A copper sheet of thickness 2.19 mm is bonded to a steel sheet of thickness 1.13 mm. The outside surface of the copper sheet is held at a temperature of 100.0°C and the steel sheet at 25.7°C.
a) Determine the temperature (in °C) of the copper-steel interface.
b) How much heat is conducted through 1.00 m2 of the combined sheets per second?
To solve this problem, we need to use the formula for heat conduction through a composite material.
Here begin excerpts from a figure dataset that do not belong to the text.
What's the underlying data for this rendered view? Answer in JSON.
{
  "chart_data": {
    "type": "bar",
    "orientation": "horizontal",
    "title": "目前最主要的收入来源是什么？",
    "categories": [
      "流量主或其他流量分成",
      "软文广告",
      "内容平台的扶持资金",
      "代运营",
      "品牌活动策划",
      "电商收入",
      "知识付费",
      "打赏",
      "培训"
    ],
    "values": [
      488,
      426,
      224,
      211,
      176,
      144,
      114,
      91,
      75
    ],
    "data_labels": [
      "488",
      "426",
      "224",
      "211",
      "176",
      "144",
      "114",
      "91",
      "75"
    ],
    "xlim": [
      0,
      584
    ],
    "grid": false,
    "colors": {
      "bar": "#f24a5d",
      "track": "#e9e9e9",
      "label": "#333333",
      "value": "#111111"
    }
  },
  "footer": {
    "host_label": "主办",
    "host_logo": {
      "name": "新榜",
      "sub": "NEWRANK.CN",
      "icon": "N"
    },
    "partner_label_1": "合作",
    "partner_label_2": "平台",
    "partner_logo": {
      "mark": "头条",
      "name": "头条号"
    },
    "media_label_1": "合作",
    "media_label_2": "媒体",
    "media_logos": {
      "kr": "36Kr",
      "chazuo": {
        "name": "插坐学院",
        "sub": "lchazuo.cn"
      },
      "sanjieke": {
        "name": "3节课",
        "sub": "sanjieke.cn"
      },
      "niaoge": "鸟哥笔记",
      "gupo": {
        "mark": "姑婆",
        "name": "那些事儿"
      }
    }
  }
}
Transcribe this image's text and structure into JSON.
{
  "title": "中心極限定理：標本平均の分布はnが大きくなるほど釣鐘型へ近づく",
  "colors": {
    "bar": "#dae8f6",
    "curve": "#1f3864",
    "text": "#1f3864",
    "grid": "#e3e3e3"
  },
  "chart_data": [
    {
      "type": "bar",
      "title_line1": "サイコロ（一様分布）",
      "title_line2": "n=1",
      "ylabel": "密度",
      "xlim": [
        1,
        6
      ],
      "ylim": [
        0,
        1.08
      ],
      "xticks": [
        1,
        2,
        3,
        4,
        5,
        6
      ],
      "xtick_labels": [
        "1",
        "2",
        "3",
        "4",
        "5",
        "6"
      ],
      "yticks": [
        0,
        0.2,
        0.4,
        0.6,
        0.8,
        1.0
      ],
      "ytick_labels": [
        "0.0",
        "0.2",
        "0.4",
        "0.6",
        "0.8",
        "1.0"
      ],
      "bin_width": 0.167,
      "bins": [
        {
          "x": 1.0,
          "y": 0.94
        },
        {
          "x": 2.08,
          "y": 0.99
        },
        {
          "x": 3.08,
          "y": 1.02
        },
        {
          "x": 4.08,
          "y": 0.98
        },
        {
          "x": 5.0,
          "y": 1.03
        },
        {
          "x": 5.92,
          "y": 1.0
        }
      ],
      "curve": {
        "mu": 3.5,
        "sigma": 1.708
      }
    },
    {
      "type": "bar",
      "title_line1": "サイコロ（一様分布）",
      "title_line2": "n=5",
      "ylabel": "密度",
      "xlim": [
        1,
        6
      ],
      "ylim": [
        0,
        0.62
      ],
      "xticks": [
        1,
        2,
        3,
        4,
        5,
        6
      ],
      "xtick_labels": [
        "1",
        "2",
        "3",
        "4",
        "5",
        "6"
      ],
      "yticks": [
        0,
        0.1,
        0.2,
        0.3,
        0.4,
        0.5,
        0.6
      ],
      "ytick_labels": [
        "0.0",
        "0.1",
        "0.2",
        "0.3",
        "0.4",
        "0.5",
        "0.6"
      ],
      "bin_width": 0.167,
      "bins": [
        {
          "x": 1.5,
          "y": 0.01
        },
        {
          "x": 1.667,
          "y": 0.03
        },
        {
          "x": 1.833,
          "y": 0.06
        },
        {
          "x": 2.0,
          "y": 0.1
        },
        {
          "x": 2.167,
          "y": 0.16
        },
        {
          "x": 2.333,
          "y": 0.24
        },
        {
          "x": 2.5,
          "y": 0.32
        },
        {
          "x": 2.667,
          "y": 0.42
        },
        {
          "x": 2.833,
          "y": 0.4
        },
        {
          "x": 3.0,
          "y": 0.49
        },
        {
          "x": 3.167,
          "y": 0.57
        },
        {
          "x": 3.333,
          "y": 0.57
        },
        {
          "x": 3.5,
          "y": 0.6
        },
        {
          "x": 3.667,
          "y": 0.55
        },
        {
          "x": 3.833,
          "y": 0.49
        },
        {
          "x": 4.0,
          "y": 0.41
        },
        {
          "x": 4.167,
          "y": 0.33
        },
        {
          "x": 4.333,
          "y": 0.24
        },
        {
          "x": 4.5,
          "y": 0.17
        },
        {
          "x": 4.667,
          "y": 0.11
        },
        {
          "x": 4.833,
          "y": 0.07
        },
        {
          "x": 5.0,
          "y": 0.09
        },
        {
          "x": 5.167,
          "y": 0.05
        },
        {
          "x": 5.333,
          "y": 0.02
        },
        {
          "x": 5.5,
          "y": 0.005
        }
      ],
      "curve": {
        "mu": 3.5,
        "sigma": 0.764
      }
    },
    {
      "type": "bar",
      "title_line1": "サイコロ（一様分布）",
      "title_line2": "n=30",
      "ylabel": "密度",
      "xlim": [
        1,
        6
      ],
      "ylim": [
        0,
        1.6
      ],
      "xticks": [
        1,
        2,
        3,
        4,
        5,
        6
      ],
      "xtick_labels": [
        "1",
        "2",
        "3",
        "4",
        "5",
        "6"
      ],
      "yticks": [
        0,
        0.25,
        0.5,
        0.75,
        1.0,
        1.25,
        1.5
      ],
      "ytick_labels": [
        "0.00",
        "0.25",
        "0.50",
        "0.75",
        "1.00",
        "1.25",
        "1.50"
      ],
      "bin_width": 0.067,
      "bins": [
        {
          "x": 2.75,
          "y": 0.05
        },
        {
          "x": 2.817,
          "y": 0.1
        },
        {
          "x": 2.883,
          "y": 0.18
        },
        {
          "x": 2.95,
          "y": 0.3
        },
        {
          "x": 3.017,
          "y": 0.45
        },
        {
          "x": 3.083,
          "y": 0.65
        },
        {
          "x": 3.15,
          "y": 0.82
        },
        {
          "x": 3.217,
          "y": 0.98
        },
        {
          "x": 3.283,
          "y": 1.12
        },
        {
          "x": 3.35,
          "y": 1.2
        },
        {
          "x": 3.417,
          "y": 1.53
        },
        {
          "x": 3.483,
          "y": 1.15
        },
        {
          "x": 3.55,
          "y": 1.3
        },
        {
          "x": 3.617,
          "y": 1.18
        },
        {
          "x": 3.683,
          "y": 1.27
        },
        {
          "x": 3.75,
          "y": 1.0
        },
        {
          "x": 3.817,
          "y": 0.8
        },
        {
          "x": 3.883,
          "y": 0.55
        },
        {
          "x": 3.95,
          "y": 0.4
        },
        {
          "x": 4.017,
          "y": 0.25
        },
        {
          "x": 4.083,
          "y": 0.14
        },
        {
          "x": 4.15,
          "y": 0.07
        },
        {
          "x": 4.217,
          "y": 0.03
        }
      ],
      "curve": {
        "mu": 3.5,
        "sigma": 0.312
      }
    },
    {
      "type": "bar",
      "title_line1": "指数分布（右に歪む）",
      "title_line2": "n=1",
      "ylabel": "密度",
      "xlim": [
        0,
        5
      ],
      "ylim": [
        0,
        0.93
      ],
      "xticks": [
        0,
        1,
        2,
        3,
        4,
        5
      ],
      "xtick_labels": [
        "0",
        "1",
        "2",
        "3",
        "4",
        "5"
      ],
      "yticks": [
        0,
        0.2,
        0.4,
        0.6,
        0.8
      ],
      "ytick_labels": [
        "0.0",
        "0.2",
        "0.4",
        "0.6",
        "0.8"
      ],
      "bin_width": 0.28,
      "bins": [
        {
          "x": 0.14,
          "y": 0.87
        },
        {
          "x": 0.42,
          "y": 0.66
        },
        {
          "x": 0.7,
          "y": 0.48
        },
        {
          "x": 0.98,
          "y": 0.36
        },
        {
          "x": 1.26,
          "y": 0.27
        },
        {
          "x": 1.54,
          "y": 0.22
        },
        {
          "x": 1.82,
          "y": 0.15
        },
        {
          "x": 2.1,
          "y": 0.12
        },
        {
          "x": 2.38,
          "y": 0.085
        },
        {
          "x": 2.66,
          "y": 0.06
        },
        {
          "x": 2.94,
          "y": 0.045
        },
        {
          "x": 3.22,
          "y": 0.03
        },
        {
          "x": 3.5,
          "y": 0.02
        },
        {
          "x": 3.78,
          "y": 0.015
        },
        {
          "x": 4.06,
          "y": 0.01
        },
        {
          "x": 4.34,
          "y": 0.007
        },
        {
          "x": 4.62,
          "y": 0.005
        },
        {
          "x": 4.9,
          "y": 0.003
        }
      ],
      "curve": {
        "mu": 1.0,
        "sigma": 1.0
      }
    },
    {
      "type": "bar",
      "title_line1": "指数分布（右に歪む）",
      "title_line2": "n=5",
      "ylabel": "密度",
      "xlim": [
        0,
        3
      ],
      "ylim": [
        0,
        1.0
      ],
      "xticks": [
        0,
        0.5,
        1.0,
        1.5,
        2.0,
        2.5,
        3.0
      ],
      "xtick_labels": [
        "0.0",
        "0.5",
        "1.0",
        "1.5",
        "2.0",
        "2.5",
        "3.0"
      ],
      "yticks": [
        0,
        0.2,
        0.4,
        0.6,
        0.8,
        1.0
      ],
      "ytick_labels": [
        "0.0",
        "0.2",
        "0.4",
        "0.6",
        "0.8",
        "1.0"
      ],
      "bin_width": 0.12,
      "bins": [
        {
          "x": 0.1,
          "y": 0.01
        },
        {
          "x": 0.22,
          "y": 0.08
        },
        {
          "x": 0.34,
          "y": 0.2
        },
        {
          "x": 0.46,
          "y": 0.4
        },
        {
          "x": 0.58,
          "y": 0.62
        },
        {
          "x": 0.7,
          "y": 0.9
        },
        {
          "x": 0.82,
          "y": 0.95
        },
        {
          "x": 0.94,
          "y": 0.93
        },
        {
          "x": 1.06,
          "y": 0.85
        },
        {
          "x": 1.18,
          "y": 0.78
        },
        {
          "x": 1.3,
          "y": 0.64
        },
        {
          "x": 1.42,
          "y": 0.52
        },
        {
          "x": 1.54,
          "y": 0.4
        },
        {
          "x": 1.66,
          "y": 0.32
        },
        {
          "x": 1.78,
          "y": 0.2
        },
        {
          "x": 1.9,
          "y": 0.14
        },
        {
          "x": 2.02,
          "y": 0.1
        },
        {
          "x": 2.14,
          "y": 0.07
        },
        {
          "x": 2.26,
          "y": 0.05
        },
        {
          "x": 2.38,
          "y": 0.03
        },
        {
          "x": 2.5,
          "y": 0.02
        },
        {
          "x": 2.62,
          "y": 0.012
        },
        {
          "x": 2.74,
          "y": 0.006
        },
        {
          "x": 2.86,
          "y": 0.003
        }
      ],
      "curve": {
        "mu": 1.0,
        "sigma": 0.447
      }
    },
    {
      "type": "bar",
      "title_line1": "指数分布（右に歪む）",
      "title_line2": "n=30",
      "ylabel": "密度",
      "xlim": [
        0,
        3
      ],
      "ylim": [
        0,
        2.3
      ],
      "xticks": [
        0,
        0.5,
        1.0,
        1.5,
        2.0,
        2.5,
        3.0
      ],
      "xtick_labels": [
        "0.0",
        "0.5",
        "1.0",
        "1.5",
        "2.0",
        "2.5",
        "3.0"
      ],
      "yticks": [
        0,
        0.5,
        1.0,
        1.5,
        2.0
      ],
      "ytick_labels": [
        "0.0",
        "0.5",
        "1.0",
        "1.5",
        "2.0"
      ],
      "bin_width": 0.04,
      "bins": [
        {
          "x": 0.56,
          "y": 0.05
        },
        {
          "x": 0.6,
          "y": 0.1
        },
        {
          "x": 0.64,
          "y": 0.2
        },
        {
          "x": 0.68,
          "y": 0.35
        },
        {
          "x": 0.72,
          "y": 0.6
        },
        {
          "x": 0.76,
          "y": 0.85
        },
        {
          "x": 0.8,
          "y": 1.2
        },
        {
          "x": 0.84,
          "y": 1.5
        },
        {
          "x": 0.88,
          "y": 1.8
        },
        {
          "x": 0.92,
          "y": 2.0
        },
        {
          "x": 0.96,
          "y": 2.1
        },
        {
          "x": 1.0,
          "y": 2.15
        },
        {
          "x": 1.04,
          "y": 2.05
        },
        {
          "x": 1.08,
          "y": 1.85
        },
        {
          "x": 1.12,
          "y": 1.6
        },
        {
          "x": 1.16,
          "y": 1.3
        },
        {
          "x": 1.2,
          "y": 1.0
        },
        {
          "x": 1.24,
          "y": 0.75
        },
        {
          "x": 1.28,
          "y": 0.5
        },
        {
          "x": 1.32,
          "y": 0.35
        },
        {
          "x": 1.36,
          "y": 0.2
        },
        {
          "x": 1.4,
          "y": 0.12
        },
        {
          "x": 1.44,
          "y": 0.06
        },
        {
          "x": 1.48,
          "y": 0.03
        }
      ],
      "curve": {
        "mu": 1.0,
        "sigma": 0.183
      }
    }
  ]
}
The formula is:
q = (k * A * (T1 - T2)) / d
Where:
q is the heat conducted per unit of time (in this case, per second)
k is the thermal conductivity of the material
A is the surface area through which the heat is conducted
T1 and T2 are the temperatures of the two surfaces
d is the total thickness of the composite material
First, let's use the given information to calculate the temperature of the copper-steel interface (T_interface).
a) Determine the temperature (in °C) of the copper-steel interface.
1. Convert the temperatures to Kelvin by adding 273.15:
T_copper = 100.0 + 273.15 = 373.15 K
T_steel = 25.7 + 273.15 = 298.85 K
2. Calculate the temperature of the interface using the formula:
T_interface = (T_copper + T_steel) / 2
T_interface = (373.15 + 298.85) / 2 = 336 K
Therefore, the temperature of the copper-steel interface is 336°C.
b) How much heat is conducted through 1.00 m2 of the combined sheets per second?
1. Calculate the total thickness of the composite material:
d = thickness of copper + thickness of steel
d = 2.19 mm + 1.13 mm = 3.32 mm = 0.00332 m
2. Look up the thermal conductivity values for copper (kcopper) and steel (ksteel). Let's assume that kcopper = 401 W/(m·K) and ksteel = 50.2 W/(m·K).
3. Calculate the heat conducted per second using the formula:
q = (k * A * (T1 - T2)) / d
For simplicity, let's assume A = 1.00 m^2.
q = [kcopper * A * (T_copper - T_interface) / thickness of copper] + [ksteel * A * (T_interface - T_steel) / thickness of steel]
q = [(401 * 1.00 * (373.15 - 336)) / 0.00219] + [(50.2 * 1.00 * (336 - 298.85)) / 0.00113]
Simplify the equation:
q = (105,051.14 / 0.00219) + (32,714.14 / 0.00113)
q = 47,948,175.34 + 28,004,560.18
q = 75,952,735.52 W
Therefore, the amount of heat conducted through 1.00 m^2 of the combined sheets per second is approximately 75,952,735.52 Watts or Joules per second.